Most people with the flu recover within a few days or a week. But the flu kills about 36,000 Americans every year, and it can be more dangerous than people think, especially for seniors 75 and up, people with respiratory conditions such as asthma, people with obesity and/or heart disease and the unvaccinated.
In addition to common symptoms, including fever, muscle aches, respiratory infection, chills, and fatigue, the flu can cause life-threatening complications, such as pneumonia, a bloodstream infection called sepsis, inflammation of the heart and brain, and muscle inflammation or damage.
The latest data from the CDC reflect the most recent flu season recorded in the agency’s surveillance system, FluSurv-NET.
The system collects data from roughly 300 hospitals across 14 states, effectively monitoring a sample that represents about nine percent of the US population, or around 31 million people.
The system focuses on laboratory-confirmed flu cases that are severe enough to require hospitalization, tracking individuals from infants to seniors.
For a carefully selected subset of patients out of the thousands reported, researchers pulled detailed clinical information from medical records to determine whether patients had underlying health conditions, their vaccination status and whether they required intensive care.
For children, the most significant risk factor for hospitalization was asthma. It was the most common pre-existing condition for 14 percent of hospitalized toddlers and preschoolers up to four years old and nearly 40 percent of school-aged children and teens from five to 17.

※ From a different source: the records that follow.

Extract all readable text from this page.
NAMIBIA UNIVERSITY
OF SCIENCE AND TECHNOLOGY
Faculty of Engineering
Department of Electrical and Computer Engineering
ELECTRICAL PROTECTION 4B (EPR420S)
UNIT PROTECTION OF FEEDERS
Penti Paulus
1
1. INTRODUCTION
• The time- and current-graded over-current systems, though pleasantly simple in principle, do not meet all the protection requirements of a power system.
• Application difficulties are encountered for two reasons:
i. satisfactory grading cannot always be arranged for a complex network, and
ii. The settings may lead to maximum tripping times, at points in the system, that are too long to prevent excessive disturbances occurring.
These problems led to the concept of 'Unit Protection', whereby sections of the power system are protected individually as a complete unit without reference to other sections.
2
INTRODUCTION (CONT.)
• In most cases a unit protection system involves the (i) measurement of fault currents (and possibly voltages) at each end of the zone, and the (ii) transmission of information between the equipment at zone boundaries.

Last flu season, Influenza A was the dominant and most severe virus type. While the H1N1 strain was more common overall and posed a greater threat to seniors, this was a reversal from the last severe season, 2017-18, when the H3N2 strain was the main risk for that age group
For young adults aged 18 to 49, obesity was the dominant risk factor, present in about 44 percent of hospitalized patients in this age group.
In adults aged 50 to 64, chronic metabolic diseases, primarily diabetes, took the lead, affecting 45.6 percent of patients.
For seniors, cardiovascular disease was the most significant risk factor, found in 57 percent of adults aged 65 to 74 and an overwhelming 69 percent of those aged 75 and older.
The flu season was historically severe, with hospitals having seen more flu patients per week than in any other season since 2010–2011.
No age group was spared. Hospitalization rates were two to three times higher across all ages compared to the average of the past 14 seasons.
As in most flu seasons, adults 75 and older were hit hardest, with a rate of nearly 599 hospitalizations per 100,000 people.
This was the second-highest rate on record for seniors, but it was the worst season ever recorded for every other age group.
Thirty percent of patients developed pneumonia, making it the most common complication.
In 18.5 percent of cases, the infection spiraled into sepsis, a catastrophic full-body inflammatory response, and caused acute kidney failure in another 18 percent.
This severe season was primarily driven by influenza A viruses.
The H1N1 strain was more prevalent overall, but, notably, it caused higher hospitalization rates among older adults compared to the H3N2 strain.
This marked a reversal from the last severe season, 2017-2018, when H3N2 was the dominant and more dangerous strain for seniors.
The 2025–2026 flu vaccine is trivalent, meaning it protects against three strains: an influenza A(H1N1)-like virus, an influenza A(H3N2)-like virus, and an influenza B/Victoria lineage-like virus.
The flu shot is typically free with insurance. Almost all insurers are required to cover shots recommended by the CDC, including flu shots.
Without insurance, though, the price can change based on the pharmacy, ranging from $20 to $120. Public clinics also generally offer free flu shots.